Reconsider penalty scaling for SLOPE
In SLOPE version 0.3.0 and above, the penalty in the SLOPE objective is scaled depending on the type of scaling that is used in the call to SLOPE(). The behavior is:
- for
scaling = "l1", no scaling is applied - for
scaling = "l2", the penalty is scaled withsqrt(n) - for
scaling = "sd", the penalty is scaled withn`.
There are advantages and disadvantages of doing this kind of scaling, and I think a discussion is warranted regarding what the correct behavior should be.
Pros
- Regularization strength is independent from the number of observations, which means that the same level of regularization is applied over, for instance, differently sized resamples in cross-validation or when fitting a trained model on a test data set.
- Scaling the penalty is standard practice in many implementations of l1-regularized models, such as glmnet, ncvreg, biglasso
- Having regularization strength independent from the number of observations means that the model can still control for misspecification as n becomes large.
Cons
- The fact that the penalty scaling differs depending on type of standardization can be confusing.
- Overfitting becomes less and less of an issue as n becomes larger, so it makes sense to decrease the regularization strength as n grows.
- The model definition is now somewhat different from the definitions used in almost all publications, which also means that the interpretation of the
alphaparameter as variance in the orthogonal X case is lost.
Possible solutions
Whichever way we go with this, I think we should keep the other option available as a toggle, i.e. add an argument along the lines of penalty_scaling to turn off/on penalty scaling, or even to provide a more fine-grained type of penalty scaling. That way, it would be possible to achieve either behavior, which, really, means that this discussion is really about what the default should be.
Thoughts? Ideas?
References
Hastie et al. (2015) mentions that scaling with n is "useful for cross-validation" and makes lambda values comparable for different sizes of samples, but otherwise doesn't seem to mention it.
- Hastie, T., Tibshirani, R., & Wainwright, M. (2015). Statistical learning with sparsity: The lasso and generalizations (1 edition). Chapman and Hall/CRC.
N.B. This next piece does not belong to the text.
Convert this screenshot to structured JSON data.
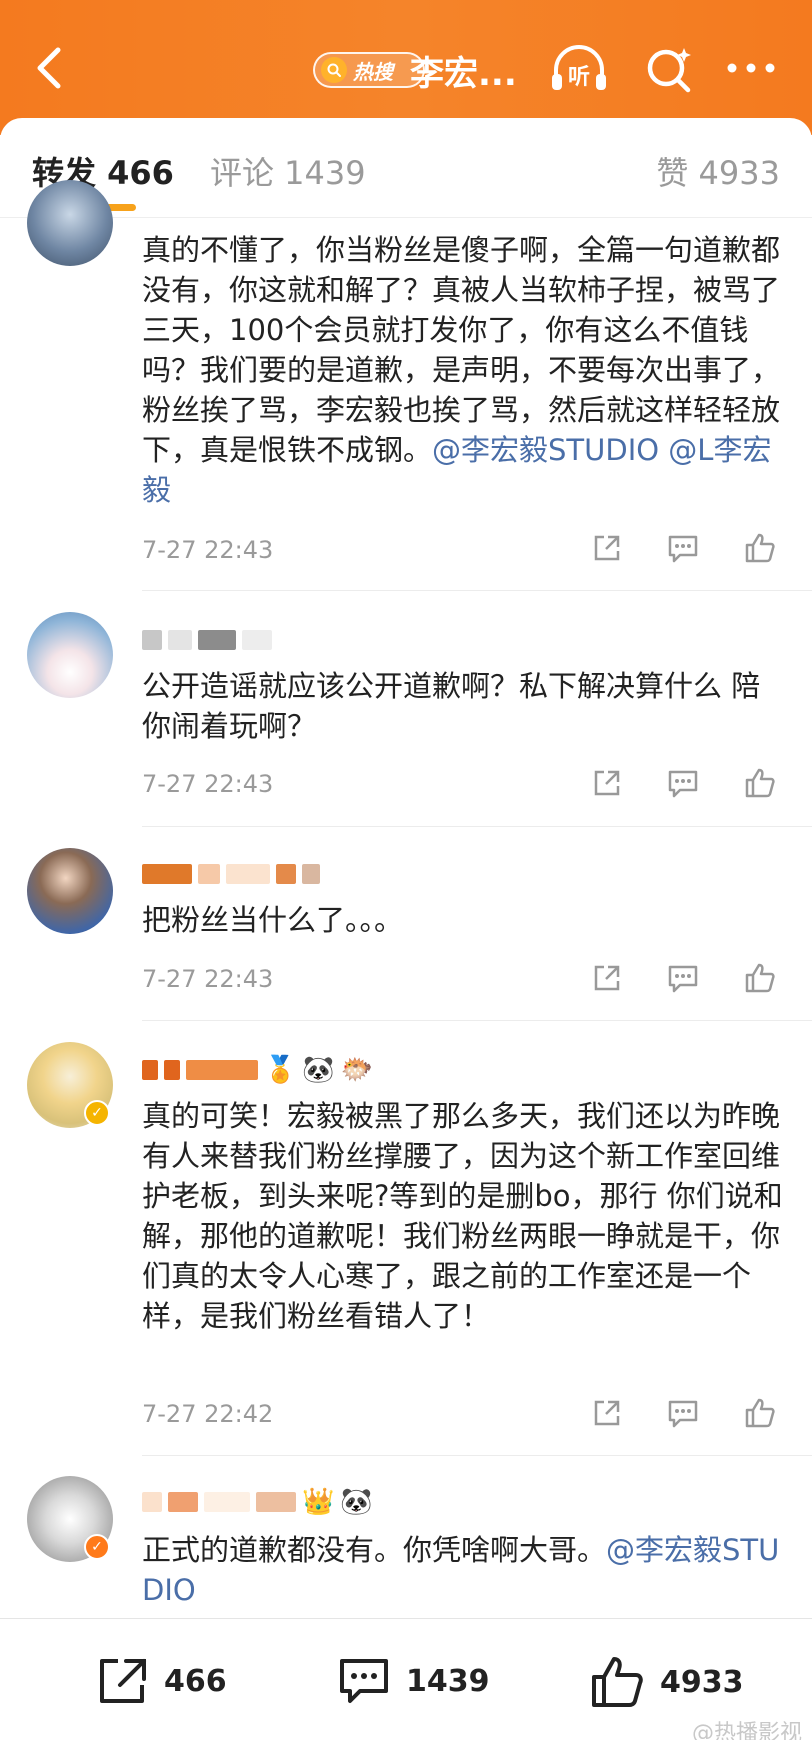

scikit-learn has a brief article covering these things here: https://scikit-learn.org/stable/auto_examples/svm/plot_svm_scale_c.html
As default I would use the same as glmnet? I agree that it should def be an option. Could you put in some references to what people are doing at different places?
As default I would use the same as glmnet? I agree that it should def be an option. Could you put in some references to what people are doing at different places?
I updated the post with a couple of references, but I'm having a hard time finding references on this.
Could you start an overleaf of this also? We should write down the equations so one can have clearer disccusion about them. Further the naming should be on the scaling not loss function, in my oponion. I.e. 'l1' should be 'none', then if we have 'l1' loss implemented we should say that default there is none?
Could you start an overleaf of this also? We should write down the equations so one can have clearer disccusion about them.
Yes, absolutely.
Further the naming should be on the scaling not loss function, in my oponion. I.e. 'l1' should be 'none', then if we have 'l1' loss implemented we should say that default there is none?
not exactly sure what you mean here
not exactly sure what you mean here
scaling = "l1", no scaling is applied. The scaling is should not be named after lose function so rather. scaling = 'none'.